Избранное - Павел Лукницкий
Шрифт:
Интервал:
Закладка:
«Теперь скажу, — подумал Шо-Пир, — теперь получится! Об Октябрьской им расскажу, о товарище Ленине, и как в гражданскую воевали, и как…»
— Шо-Пир! Шо-Пир! — схватив за рукав вдохновленного созданием новой легенды Шо-Пира, горячо воскликнул Бахтиор. — Смотри, идут! Скорее, скорее!
— Что такое? — обернулся Шо-Пир. — Кто идет?
— Жены Пастбищ идут! Смотри!
Шо-Пир, а за ним и все собравшиеся на пустыре сиатангцы обернулись к последним домам селения, из-за которых вприпрыжку, мыча и гремя деревянной посудой, выбежали на тропу коровы, подгоняемые женщиной. За нею россыпью, по камням прыгали овцы.
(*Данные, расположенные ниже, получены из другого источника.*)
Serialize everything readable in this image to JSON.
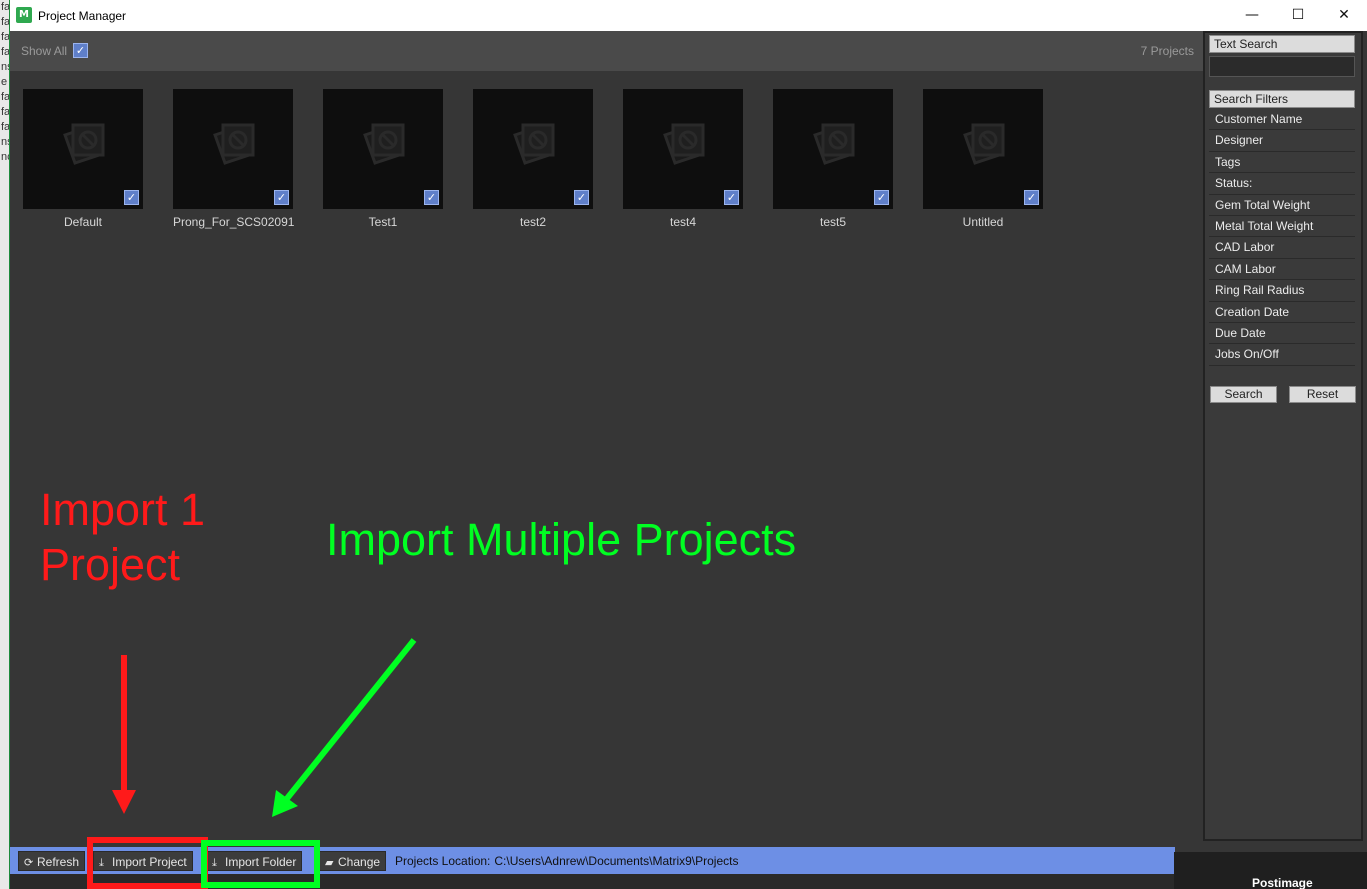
{
  "window": {
    "title": "Project Manager",
    "icon": "app-icon"
  },
  "window_controls": {
    "minimize": "—",
    "maximize": "☐",
    "close": "✕"
  },
  "background_strip": [
    "fa",
    "fa",
    "fa",
    "fa",
    "ns",
    "e",
    "fa",
    "fa",
    "fa",
    "ns",
    "nc"
  ],
  "toolbar": {
    "show_all_label": "Show All",
    "show_all_checked": true,
    "project_count": "7  Projects"
  },
  "projects": [
    {
      "name": "Default",
      "checked": true
    },
    {
      "name": "Prong_For_SCS02091",
      "checked": true
    },
    {
      "name": "Test1",
      "checked": true
    },
    {
      "name": "test2",
      "checked": true
    },
    {
      "name": "test4",
      "checked": true
    },
    {
      "name": "test5",
      "checked": true
    },
    {
      "name": "Untitled",
      "checked": true
    }
  ],
  "sidebar": {
    "text_search_label": "Text Search",
    "text_search_value": "",
    "filters_label": "Search Filters",
    "filters": [
      "Customer Name",
      "Designer",
      "Tags",
      "Status:",
      "Gem Total Weight",
      "Metal Total Weight",
      "CAD Labor",
      "CAM Labor",
      "Ring Rail Radius",
      "Creation Date",
      "Due Date",
      "Jobs On/Off"
    ],
    "search_button": "Search",
    "reset_button": "Reset"
  },
  "bottombar": {
    "refresh": "Refresh",
    "import_project": "Import Project",
    "import_folder": "Import Folder",
    "change": "Change",
    "location_label": "Projects Location:",
    "location_path": "C:\\Users\\Adnrew\\Documents\\Matrix9\\Projects"
  },
  "annotations": {
    "red_text": "Import 1\nProject",
    "green_text": "Import Multiple Projects",
    "red_color": "#ff1a1a",
    "green_color": "#00ff22"
  },
  "taskbar_popup": {
    "label": "Postimage"
  },
  "colors": {
    "panel": "#363636",
    "toolbar": "#4a4a4a",
    "accent": "#6d8fe5",
    "check": "#5f7fc9"
  }
}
Из-за угла последнего дома показались еще несколько женщин; они бежали, пронзительными криками понукая овец, стегая их хворостинами. Женщины явно стремились сюда, к пустырю, на собрание!…
7
Этого не было никогда! Вся толпа знала, что этого не было никогда. Мир переворачивался на глазах…
Жены Пастбищ возвращаются раньше времени и без мужчин! Жены Пастбищ спешат на собрание, не боясь смотрящих на них мужчин. Жены Пастбищ, — не привидения, не сон и не дэвы, — вот они бегут сюда по тропе, гоня скот, и первой бежит, размахивая рукавами белого платья, с распущенными по ветру волосами старуха Гюльриз! А за ней… Каждый из ущельцев всматривается в женщин, бегущих за ней, — не может быть, чтоб среди них была его жена или дочь!
И только Шо-Пир стоит, сунув руки в карманы, и уголки его губ вздрагивают, ему хочется в эту минуту смеяться радостно, неудержимо! Сам того не замечая, он сжимает большой горячей ладонью плечо доверчиво приникшей к нему Ниссо.
Коровы мычат, овцы оглашают воздух блеянием, далеко разносятся резкие женские голоса.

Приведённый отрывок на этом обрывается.